Forgotten is the utopian, post-scarcity Earth, where wealth disparity is no longer a thing because you can literally just replicate whatever you want, the advanced medical technology from even years in the past of when this series was supposed to take place, and the histories of pretty much all the characters. Just as an example, the show was so obsessed with everyone and their uncle yelling at Picard about how he was wrong about everything, and everything bad that had happened was his fault, that everyone just completely forgot about one of the few award-winning episodes of TNG, where Picard lived an entire lifetime and had a family, which was shown to have still effected him long afterwards, all so Riker and Troi can talk down to him about how he allegedly doesn't know how to deal with a teenager. Another thing is that the show is built around this strange obsession Picard supposedly had with Data, which is based on a relationship the characters were never shown to have. I suppose one could argue that Picard was somehow effected by Data sacrificing himself to save his life, but this is hardly the first time his crew saved his ass at the last minute. Hell, Data was instrumental in breaking through to him as Locutus. But where was Data's real best friend? Where was Geordi? Also apparently forgotten are all the times Picard has saved the Earth and the Federation, all so he can be berated over the dumbest things. Also forgotten is the strength of the Romulan Empire - they shouldn't have needed any kind of help from the Federation. It also makes no sense why they would need to build a completely brand new fleet - that was entirely so Kurtzman could inject his 9/11 truther bullshit. And all of Seven's character development was thrown directly into the garbage in order to become whatever this show needed her to be. It's appalling that so much was thrown out, even as the show threw in all these little continuity references, like Icheb lacking a part because he'd donated it to Seven, yet they couldn't remember that Picard had actually had a family, or the advanced state of medical technology which could have saved Icheb, probably pretty easily?

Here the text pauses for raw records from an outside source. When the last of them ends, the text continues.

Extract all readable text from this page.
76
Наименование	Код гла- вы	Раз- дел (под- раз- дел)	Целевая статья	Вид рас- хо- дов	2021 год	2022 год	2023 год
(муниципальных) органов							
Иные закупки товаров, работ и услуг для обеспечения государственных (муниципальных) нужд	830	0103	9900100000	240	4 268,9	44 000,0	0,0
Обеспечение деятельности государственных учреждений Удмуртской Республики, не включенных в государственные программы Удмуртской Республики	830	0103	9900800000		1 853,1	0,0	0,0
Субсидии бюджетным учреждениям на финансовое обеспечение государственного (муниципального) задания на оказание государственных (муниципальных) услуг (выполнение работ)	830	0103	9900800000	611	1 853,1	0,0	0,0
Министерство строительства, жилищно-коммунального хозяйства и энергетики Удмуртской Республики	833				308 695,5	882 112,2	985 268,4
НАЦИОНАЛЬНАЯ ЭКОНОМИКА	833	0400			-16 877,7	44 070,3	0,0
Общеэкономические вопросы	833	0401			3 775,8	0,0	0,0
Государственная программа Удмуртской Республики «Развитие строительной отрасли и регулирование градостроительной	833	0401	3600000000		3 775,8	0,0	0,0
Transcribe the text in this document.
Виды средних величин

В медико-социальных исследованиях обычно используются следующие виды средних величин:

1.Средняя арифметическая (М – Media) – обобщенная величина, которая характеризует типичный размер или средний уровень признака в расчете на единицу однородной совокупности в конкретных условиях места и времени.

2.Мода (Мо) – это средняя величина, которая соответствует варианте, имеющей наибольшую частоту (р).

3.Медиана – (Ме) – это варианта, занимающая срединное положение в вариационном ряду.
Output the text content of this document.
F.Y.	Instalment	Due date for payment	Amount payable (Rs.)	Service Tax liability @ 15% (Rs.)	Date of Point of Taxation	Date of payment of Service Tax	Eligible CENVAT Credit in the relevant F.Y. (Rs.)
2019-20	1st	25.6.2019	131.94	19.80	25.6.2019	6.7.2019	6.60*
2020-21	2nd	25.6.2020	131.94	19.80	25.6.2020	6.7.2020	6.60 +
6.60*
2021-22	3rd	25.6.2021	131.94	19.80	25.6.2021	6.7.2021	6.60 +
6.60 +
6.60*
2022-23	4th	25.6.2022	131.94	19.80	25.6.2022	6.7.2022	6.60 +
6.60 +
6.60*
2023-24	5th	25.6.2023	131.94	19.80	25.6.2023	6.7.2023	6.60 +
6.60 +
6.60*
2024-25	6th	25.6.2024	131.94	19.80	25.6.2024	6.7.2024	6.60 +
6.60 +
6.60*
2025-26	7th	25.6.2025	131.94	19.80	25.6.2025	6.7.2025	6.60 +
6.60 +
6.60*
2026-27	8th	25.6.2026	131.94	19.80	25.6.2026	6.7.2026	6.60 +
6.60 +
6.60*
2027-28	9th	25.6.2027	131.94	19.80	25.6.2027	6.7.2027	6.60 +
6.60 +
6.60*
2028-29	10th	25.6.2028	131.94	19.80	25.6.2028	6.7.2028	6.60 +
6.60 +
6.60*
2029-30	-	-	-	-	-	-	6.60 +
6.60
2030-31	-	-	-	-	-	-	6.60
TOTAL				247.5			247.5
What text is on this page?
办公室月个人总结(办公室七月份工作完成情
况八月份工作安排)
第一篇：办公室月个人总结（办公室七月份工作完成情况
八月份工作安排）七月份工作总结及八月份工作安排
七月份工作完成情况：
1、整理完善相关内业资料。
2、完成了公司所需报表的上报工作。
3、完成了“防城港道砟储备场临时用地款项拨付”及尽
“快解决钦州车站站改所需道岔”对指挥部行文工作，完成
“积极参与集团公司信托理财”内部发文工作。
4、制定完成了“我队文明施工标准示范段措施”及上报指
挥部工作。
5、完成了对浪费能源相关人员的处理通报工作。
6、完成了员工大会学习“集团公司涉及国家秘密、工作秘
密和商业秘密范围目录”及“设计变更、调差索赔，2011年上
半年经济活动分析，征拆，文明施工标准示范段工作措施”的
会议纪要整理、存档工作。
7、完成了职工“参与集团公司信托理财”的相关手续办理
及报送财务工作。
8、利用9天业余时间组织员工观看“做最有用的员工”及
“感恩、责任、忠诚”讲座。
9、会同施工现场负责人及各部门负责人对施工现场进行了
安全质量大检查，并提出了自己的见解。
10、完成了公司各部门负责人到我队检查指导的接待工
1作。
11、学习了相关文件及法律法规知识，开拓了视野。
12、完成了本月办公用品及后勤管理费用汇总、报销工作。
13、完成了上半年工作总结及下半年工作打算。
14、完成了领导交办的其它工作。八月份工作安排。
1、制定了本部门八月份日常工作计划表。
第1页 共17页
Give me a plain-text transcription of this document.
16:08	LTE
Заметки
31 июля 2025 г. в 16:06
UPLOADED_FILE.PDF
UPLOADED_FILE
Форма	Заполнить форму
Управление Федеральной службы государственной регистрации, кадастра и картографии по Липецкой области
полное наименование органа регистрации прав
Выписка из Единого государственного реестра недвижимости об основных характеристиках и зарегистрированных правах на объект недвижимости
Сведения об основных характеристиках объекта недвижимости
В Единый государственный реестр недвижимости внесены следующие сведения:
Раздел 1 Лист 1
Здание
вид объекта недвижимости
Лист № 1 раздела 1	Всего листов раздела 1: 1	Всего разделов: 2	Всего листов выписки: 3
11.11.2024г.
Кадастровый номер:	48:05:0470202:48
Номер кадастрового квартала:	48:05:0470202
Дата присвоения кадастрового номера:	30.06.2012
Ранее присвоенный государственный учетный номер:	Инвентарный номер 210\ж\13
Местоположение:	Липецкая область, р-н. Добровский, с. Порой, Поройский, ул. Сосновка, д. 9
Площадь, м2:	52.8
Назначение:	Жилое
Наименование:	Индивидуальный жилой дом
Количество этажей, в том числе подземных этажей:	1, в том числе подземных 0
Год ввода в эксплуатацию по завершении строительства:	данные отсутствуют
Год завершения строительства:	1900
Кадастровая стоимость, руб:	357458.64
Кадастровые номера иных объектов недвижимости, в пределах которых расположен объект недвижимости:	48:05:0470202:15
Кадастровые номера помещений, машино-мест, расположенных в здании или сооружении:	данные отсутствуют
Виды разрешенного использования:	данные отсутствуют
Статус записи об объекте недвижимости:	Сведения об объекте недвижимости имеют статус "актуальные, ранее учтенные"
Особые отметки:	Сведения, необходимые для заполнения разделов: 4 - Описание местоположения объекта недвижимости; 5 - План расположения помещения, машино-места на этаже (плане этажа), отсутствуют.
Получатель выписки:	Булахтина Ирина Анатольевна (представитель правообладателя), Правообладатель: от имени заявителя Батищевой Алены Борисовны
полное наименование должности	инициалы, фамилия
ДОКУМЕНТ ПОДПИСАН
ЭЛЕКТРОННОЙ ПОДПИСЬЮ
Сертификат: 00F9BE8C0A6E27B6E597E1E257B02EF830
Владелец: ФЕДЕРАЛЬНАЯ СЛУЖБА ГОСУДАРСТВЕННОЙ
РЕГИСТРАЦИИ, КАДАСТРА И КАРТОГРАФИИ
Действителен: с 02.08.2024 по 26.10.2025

Gads, there's so much I could go into, but I find myself not really wanting to, because I'd have to write a damn essay to get it all out.

One final point I want to cover, though, is this argument that always seems to come up to defend anything stupid a new Star Trek series does, which has been used to defend STD, and I can even remember it being used to excuse ENT's stupidity, which is the idea that the other shows sucked in their first couple of seasons, too. I'd actually argue that wasn't really so much the case, as both TNG and DS9 has some pretty good episodes in their first couple of seasons (hell, DS9 had "Duet" in its first season), but that's really besides the point. The real point is that this isn't much of an argument specifically because any new show now has all the lessons that were ever learned on any of the shows, going all the way back to 1987. All those lessons, are there for the learning, along with those learned by all kinds of other shows (nuBSG, for example), if anyone working on nuTrek actually cared enough to avoid making the same mistakes over again. Of course, they basically jettisoned everything but names and a few things here and there out the airlock.
 

Jormungandr

The Midgard Wyrm
Founder
Arise, foul Kurtzman Trek series thread!

Someone posted up an interesting theory on the latest (and final) Picard season.

So, potential spoilers for those following it.



Three unaddressed points: first is that Seven claimed that the Borg's collective memory was fragmented in the past, and that their territory had been reduced to a handful of systems, in Voyager; second is that Juratti is now the new Queen and is BFFs with the Federation, unless there had been a split between her Borg (Queen-led) and the others (Collective will-led); third is that fucking massive transwarp conduit that Juratti is guarding.

It could be that this force is what the Collective was formed from/around, like that Celiar in the non-canon Destiny books.
 

mspence

Well-known member
Jack just wanted to see his mommy?
Well at least we finally got to see a ship with actual lights.
And it's the old people against those darn assimilated kids.